Citrus fruit: if the zest is to be used, buy unwaxed citrus fruit.
Crème fraîche: American readers can substitute soured cream.
OVEN TEMPERATURE CHART
Oven timings are for both conventional and fan-assisted ovens. However, use oven temperatures and timings as a guide: get to know the temperatures of your own oven, since individual ovens can vary quite a bit.
The second word I ever spoke was ‘crunch’—muddled baby speak for fudge, which should have alerted my parents to what lay ahead. As a small child, food occupied both my waking and nocturnal thoughts; I had clammy nightmares about dreadful men made from school mashed potato wearing striped tights, chasing me into dense forests.
A welcome dream was a cloud made of trifle, a slick spring bubbling with chocolate or a fountain bursting with forbidden Sprite or Cherry Coke. My dolls had the fanciest tea parties in London and I kept a tight guest list, so the only person actually benefiting from the tea was me. My first (and last) rabbit was named for my then favourite breakfast food, the pancake. Pancake was a brute, and he performed an unnatural sex act upon his hutchmate, Maple Syrup, who was a docile, blinking guinea-pig. The shock killed Maple Syrup immediately and Pancake was banished to the country to live out the rest of his days in shame and isolation. It seemed unfair that his strange peccadilloes were rewarded with buxom country rabbits and fresh grass, but the karma police intervened and he met a gruesome end in the jaws of a withered fox.

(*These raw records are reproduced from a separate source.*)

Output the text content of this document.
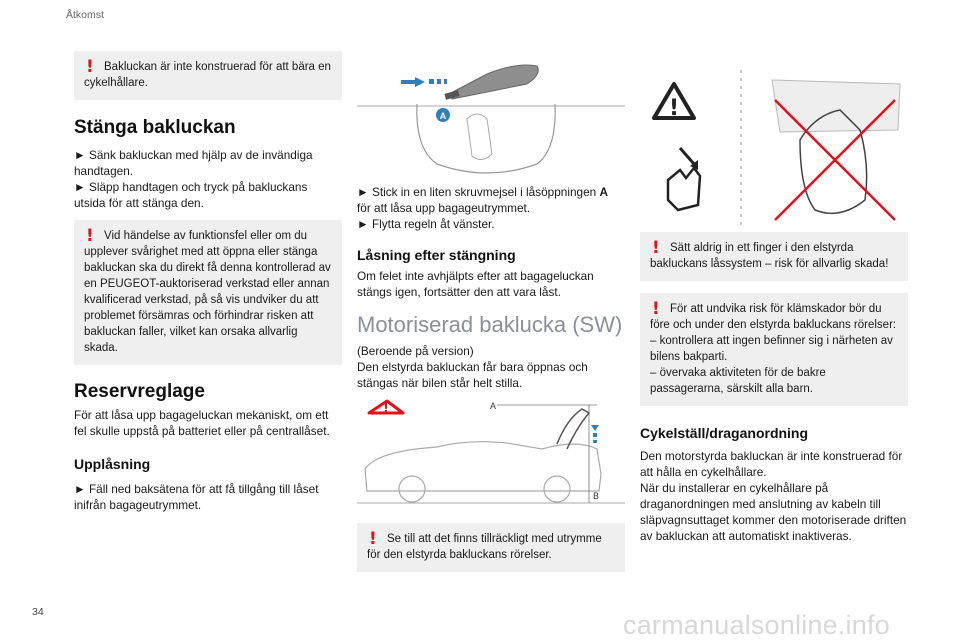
Åtkomst
! Bakluckan är inte konstruerad för att bära en cykelhållare.
Stänga bakluckan

► Sänk bakluckan med hjälp av de invändiga handtagen.

► Släpp handtagen och tryck på bakluckans utsida för att stänga den.

! Vid händelse av funktionsfel eller om du upplever svårighet med att öppna eller stänga bakluckan ska du direkt få denna kontrollerad av en PEUGEOT-auktoriserad verkstad eller annan kvalificerad verkstad, på så vis undviker du att problemet försämras och förhindrar risken att bakluckan faller, vilket kan orsaka allvarlig skada.
Reservreglage

För att låsa upp bagageluckan mekaniskt, om ett fel skulle uppstå på batteriet eller på centrallåset.

Upplåsning

► Fäll ned baksätena för att få tillgång till låset inifrån bagageutrymmet.

A

► Stick in en liten skruvmejsel i låsöppningen A för att låsa upp bagageutrymmet.

► Flytta regeln åt vänster.

Låsning efter stängning

Om felet inte avhjälpts efter att bagageluckan stängs igen, fortsätter den att vara låst.

Motoriserad baklucka (SW)

(Beroende på version)

Den elstyrda bakluckan får bara öppnas och stängas när bilen står helt stilla.

!	A
B
! Se till att det finns tillräckligt med utrymme för den elstyrda bakluckans rörelser.
!
! Sätt aldrig in ett finger i den elstyrda bakluckans låssystem – risk för allvarlig skada!
! För att undvika risk för klämskador bör du före och under den elstyrda bakluckans rörelser:
– kontrollera att ingen befinner sig i närheten av bilens bakparti.
– övervaka aktiviteten för de bakre passagerarna, särskilt alla barn.
Cykelställ/draganordning

Den motorstyrda bakluckan är inte konstruerad för att hålla en cykelhållare.

När du installerar en cykelhållare på draganordningen med anslutning av kabeln till släpvagnsuttaget kommer den motoriserade driften av bakluckan att automatiskt inaktiveras.

34	carmanualsonline.info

I have always had a passionate relationship with food; passionate in that I loved it blindly or saw it as its own entity, rife with problems. Back in the day, in my esteem, food was either a faithful friend or a sin, rarely anything in between. Eating as sin is a concept more pertinent than ever before in this tricky, unforgiving today. I realized at an early age that I was born in the wrong time, food-wise. I would have been infinitely more suited to the court of Henry VIII, where the burgeoning interest I showed in food would have been encouraged and celebrated. Alas, in my London of the eighties it was simply cause for family mirth, sullen trips to the nutritionist and brown rice diets. Oddly enough, I was reasonably skinny with a great round moon face; just perpetually hungry like a baby bird. I got rather chubby and unfortunate-looking when I was about seven, and there are some rather sinister pictures of me looking like a grumpy old woman (I had a penchant for coral lipstick and any church-type hat), always with a large sandwich hanging out of my mouth.